Die Wiener Konsularrechtskonvention sichert im Ausland verhafteten Straftätern zu, dass ihre Heimatbehörden über den Fall in Kenntnis gesetzt werden. Die USA haben nach Angaben der Haager Richter auf deutschen Druck eine eigene Abteilung für Konsularfragen bei verhafteten Ausländern eingerichtet. Im Auswärtigen Amt hieß es allerdings, dies reiche nicht. Es seien schon wieder rund 20 Fälle bekannt geworden, in denen eine Benachrichtigung unterblieben ist.

Die Brüder LaGrand waren 1984 in Arizona des Mordes an einem Bankgeschäftsführer für schuldig befunden worden. Sie wurden 1999 hingerichtet. Niemand hatte ihnen mitgeteilt, dass sie Anspruch auf konsularischen Rechtsbeistand gehabt hätten. Die deutschen Behörden erfuhren 1992 von dem Fall, doch da waren alle nationalen juristischen Möglichkeiten schon ausgeschöpft. Erst kurz vor dem Hinrichtungstermin erwirkte die Bundesregierung eine IGH-Eilverfügung. Die USA ignorierten sie.

Der Vorgang hatte zu Verstimmungen im deutsch-amerikanischen Verhältnis geführt. Deutschland drang in der Folge darauf, dass Amerika die Benachrichtigung der betroffenen Häftlinge sicherstellt - schließlich handele es sich um bindendes Völkerrecht. So zog Deutschland gegen Amerika vor Gericht und bekam nun in allen Punkten Recht. Die Bundesregierung begrüßte die Entscheidung. Das Urteil bedeute eine Stärkung der Rechte bei Verhaftungen im Ausland.
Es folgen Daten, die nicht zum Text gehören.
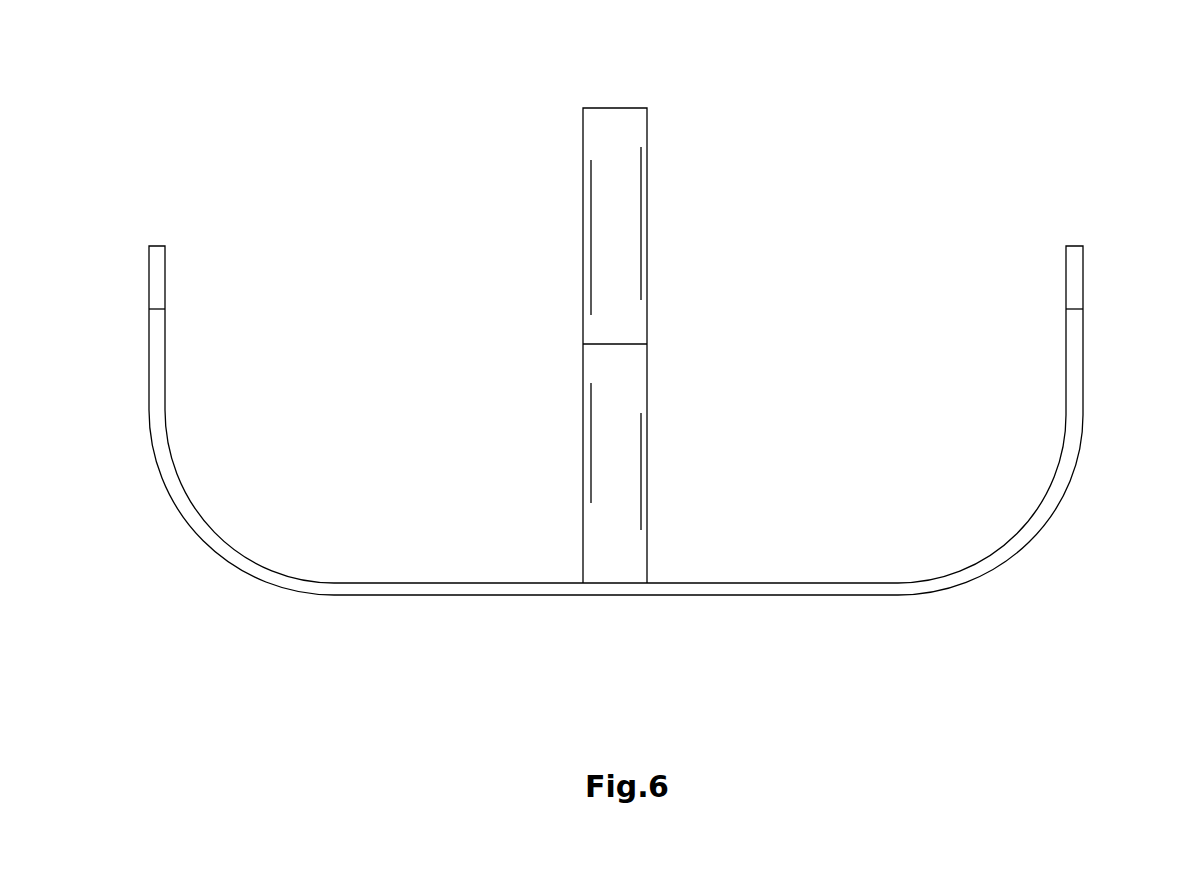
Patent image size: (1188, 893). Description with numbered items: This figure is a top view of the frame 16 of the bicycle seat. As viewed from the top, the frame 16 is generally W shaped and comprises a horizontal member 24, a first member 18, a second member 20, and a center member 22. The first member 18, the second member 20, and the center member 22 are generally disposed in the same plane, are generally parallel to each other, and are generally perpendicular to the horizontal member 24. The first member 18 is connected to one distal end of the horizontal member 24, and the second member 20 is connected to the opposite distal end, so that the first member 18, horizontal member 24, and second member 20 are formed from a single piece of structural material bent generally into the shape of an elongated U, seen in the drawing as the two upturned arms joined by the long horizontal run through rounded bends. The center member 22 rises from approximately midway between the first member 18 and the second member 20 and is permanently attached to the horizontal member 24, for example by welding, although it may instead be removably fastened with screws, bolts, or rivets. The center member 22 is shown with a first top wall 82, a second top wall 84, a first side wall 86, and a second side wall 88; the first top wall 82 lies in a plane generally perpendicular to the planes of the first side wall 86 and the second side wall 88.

Vier Fragen klärten die Richter. Sie stellten zum einen den schon erwähnten Verstoß gegen die Wiener Konvention fest. Ein weiterer Verstoß habe darin gelegen, dass Einwände der LaGrands als verspätet zurückgewiesen wurden. Die Brüder hatten sich auf die Benachrichtigungspflicht zu berufen versucht. Drittens stellten die Richter zum ersten Mal in der Geschichte des Gerichtshofs klar, dass vorläufige Maßnahmen des IGH bindend sind. Und viertens hieß es, dass Urteile gegen Deutsche, die unter Verstoß gegen die Wiener Konvention zustande gekommen sind, auf ihre Gültigkeit hin überprüft werden dürfen. Lauter grundsätzliche Dinge. Den LaGrands können sie nicht mehr helfen.